Semi-Passive 3D Positioning of Multiple RIS-Enabled Users

TL;DR

This paper demonstrates that multi-user RIS-enabled localization can achieve submeter 3D positioning accuracy over large areas by leveraging LOS and NLOS signals, with optimized phase profiles to reduce interference.

Contribution

It introduces a novel multi-user RIS localization framework with a new estimator that reaches theoretical bounds and employs phase orthogonalization to mitigate interference.

Findings

Achieves submeter 3D localization accuracy.

Develops an estimator that attains Cramer-Rao bounds.

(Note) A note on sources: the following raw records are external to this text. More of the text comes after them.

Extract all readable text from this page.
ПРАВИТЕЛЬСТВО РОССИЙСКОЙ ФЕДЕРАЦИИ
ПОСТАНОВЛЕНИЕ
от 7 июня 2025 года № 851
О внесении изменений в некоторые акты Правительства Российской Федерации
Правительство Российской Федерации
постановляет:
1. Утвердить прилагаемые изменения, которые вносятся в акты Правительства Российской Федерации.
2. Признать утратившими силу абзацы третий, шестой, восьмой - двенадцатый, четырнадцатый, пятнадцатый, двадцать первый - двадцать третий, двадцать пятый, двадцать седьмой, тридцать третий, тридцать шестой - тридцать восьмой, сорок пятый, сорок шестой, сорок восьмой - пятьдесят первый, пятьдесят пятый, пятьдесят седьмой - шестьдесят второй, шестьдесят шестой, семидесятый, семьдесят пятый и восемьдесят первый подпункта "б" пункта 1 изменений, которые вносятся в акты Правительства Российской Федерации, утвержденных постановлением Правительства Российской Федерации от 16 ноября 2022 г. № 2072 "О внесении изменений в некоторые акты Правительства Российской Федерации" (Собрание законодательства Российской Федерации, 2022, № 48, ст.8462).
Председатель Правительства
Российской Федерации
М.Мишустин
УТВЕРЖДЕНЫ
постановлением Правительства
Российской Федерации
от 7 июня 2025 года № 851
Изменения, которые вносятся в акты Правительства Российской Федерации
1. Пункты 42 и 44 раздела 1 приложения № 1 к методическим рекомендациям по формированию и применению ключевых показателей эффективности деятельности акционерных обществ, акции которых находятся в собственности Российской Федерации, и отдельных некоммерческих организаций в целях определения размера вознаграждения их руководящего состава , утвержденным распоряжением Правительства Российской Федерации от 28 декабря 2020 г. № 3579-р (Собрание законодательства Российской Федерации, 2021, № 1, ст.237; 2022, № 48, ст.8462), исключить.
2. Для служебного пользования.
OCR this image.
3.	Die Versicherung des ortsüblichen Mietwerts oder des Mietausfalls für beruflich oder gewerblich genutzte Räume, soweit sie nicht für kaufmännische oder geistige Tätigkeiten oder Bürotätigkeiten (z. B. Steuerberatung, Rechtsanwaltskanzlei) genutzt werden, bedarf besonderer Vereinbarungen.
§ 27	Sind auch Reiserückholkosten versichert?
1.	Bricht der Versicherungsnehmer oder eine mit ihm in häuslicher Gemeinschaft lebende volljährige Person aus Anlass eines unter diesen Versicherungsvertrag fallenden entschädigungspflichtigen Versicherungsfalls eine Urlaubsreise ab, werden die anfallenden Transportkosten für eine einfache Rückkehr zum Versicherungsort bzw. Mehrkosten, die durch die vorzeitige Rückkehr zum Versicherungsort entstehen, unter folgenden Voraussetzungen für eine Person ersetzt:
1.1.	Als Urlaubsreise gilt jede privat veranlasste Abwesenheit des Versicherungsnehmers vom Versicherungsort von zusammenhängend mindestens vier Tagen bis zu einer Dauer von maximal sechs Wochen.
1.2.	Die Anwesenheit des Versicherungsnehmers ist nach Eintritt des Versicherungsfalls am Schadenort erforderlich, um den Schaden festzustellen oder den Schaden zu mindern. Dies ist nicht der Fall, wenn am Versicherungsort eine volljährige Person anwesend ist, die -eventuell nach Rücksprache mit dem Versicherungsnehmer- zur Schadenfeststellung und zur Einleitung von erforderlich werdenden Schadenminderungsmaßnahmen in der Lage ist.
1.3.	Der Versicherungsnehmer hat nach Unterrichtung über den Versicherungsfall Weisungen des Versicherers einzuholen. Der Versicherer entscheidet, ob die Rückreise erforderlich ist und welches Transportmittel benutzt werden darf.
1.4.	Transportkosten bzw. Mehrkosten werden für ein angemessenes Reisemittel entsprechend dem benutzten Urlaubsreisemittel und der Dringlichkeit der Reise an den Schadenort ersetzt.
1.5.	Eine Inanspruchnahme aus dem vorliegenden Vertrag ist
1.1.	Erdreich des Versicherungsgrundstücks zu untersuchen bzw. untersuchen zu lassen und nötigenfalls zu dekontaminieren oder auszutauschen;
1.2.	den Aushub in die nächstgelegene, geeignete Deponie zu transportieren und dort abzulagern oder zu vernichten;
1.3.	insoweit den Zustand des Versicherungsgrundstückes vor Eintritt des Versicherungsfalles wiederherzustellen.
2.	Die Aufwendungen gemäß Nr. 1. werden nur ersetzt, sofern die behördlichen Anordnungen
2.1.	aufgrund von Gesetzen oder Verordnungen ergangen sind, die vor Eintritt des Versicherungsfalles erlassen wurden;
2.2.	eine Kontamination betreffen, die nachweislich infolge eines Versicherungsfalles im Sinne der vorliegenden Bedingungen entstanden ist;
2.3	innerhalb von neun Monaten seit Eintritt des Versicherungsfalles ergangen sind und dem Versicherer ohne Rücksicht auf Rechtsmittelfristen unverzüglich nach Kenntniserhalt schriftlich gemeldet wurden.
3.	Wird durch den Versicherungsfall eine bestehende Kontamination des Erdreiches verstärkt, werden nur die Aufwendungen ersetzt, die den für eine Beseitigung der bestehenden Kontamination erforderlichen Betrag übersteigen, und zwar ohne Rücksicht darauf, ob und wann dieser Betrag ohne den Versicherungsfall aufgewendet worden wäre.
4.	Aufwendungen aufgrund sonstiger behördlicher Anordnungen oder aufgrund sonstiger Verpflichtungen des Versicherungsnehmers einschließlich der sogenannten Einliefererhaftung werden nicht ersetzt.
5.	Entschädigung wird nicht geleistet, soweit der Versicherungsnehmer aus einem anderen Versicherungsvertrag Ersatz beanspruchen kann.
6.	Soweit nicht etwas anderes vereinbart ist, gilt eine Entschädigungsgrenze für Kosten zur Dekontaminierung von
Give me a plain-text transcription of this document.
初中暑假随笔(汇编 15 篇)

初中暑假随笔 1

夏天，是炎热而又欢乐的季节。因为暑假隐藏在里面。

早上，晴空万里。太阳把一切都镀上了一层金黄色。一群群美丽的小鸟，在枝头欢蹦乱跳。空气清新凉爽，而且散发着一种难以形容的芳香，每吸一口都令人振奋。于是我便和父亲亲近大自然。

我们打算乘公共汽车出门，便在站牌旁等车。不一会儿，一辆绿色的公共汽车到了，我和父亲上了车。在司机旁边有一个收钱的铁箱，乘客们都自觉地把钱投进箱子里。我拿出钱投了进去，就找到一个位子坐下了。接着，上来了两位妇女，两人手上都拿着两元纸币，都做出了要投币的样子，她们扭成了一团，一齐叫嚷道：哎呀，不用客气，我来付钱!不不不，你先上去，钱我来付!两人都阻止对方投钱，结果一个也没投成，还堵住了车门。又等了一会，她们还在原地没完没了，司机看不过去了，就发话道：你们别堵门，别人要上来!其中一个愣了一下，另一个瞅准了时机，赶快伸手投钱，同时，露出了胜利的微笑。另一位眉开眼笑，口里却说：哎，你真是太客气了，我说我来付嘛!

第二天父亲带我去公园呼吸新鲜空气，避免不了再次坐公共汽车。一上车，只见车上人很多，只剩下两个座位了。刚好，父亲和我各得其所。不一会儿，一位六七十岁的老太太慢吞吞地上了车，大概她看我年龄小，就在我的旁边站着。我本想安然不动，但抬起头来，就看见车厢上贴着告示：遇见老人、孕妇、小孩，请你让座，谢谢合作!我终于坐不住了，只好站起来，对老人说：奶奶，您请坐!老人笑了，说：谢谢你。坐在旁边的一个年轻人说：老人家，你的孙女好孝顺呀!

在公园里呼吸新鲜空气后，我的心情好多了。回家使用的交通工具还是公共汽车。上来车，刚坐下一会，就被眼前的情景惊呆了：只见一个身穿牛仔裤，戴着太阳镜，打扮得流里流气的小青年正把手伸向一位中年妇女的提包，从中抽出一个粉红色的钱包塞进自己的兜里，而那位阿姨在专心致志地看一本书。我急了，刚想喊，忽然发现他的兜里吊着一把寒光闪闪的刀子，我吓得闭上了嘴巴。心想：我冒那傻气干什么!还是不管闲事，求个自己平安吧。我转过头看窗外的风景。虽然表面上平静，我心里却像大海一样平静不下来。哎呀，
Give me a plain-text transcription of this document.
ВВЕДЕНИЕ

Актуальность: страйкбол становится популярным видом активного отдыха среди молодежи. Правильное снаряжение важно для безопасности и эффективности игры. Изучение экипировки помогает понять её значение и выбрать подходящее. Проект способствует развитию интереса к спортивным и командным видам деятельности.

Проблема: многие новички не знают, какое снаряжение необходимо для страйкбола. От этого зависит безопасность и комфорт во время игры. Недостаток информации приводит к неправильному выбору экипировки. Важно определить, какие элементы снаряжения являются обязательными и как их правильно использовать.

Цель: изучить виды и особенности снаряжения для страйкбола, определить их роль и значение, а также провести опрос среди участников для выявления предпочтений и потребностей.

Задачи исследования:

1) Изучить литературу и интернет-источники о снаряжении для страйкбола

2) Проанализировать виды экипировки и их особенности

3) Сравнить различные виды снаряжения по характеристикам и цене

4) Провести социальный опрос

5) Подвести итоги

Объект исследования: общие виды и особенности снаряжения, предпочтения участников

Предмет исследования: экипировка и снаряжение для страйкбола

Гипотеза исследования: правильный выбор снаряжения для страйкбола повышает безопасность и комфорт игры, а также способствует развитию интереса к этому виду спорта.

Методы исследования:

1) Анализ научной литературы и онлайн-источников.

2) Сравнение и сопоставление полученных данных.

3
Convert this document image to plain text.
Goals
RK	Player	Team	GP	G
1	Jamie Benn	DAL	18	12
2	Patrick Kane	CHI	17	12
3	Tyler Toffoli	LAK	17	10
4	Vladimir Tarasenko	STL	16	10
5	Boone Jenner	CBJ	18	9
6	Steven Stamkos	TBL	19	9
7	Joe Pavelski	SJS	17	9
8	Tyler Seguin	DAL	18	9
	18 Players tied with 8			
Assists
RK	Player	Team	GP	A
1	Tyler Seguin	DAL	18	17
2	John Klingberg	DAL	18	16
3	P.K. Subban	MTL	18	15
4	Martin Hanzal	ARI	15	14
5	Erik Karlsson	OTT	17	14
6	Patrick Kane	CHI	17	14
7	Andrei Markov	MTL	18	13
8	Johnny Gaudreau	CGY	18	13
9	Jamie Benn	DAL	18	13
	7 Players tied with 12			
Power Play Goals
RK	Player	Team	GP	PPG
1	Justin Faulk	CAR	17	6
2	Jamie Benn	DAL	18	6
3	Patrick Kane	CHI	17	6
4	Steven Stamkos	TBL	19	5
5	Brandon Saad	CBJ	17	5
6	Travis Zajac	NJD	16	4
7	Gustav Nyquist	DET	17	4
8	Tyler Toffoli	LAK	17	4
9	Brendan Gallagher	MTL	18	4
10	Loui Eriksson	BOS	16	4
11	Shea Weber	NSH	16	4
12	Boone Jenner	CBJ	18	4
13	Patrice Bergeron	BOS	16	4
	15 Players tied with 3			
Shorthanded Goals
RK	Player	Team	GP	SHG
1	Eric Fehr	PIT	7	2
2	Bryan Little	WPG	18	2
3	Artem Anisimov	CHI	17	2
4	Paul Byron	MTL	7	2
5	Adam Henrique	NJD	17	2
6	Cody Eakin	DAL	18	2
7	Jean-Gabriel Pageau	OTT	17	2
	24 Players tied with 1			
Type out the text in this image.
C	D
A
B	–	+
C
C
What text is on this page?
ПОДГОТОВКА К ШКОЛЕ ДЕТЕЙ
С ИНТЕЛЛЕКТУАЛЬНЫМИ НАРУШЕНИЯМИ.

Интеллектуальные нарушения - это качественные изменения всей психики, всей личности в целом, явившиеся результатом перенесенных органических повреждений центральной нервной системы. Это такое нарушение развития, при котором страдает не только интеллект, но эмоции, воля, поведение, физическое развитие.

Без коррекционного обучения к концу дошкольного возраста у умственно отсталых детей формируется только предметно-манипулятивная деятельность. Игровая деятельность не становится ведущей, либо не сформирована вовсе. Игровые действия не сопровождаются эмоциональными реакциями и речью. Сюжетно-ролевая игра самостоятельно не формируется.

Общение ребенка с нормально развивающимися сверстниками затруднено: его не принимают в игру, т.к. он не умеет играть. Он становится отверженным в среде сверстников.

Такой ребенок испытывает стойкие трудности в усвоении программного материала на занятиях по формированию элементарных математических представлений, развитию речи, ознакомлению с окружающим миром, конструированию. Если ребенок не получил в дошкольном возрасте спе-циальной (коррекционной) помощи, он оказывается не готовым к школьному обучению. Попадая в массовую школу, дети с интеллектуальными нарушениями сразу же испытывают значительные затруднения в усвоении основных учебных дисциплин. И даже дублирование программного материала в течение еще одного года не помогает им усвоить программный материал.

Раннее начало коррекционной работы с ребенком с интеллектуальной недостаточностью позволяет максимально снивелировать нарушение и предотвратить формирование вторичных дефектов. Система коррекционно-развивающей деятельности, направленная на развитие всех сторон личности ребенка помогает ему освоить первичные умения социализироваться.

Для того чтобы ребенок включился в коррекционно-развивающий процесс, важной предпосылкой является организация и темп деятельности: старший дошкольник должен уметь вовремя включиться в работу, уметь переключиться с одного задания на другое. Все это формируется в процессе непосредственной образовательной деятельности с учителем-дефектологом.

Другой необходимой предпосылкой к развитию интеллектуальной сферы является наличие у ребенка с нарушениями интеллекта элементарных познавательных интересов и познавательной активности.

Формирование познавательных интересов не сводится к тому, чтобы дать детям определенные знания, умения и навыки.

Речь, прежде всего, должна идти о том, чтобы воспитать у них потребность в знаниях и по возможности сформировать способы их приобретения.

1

Uses phase orthogonalization to reduce inter-user interference.

Abstract

Reconfigurable intelligent surfaces (RISs) are set to be a revolutionary technology in the 6th generation of wireless systems. In this work, we study the application of RIS in a multi-user passive localization scenario, where we have one transmitter (Tx) and multiple asynchronous receivers (Rxs) with known locations. We aim to estimate the locations of multiple users equipped with RISs. The RISs only reflect the signal from the Tx to the Rxs and are not used as active transceivers themselves. Each Rx receives the signal from the Tx (LOS path) and the reflected signal from the RISs (NLOS path). We show that users' 3D position can be estimated with submeter accuracy in a large area around the transmitter, using the LOS and NLOS time-of-arrival measurements at the Rxs. We do so, by developing the signal model, deriving the Cramer-Rao bounds, and devising an estimator that attains these bounds. Furthermore, by orthogonalizing the RIS phase profiles across different users, we circumvent inter-path interference.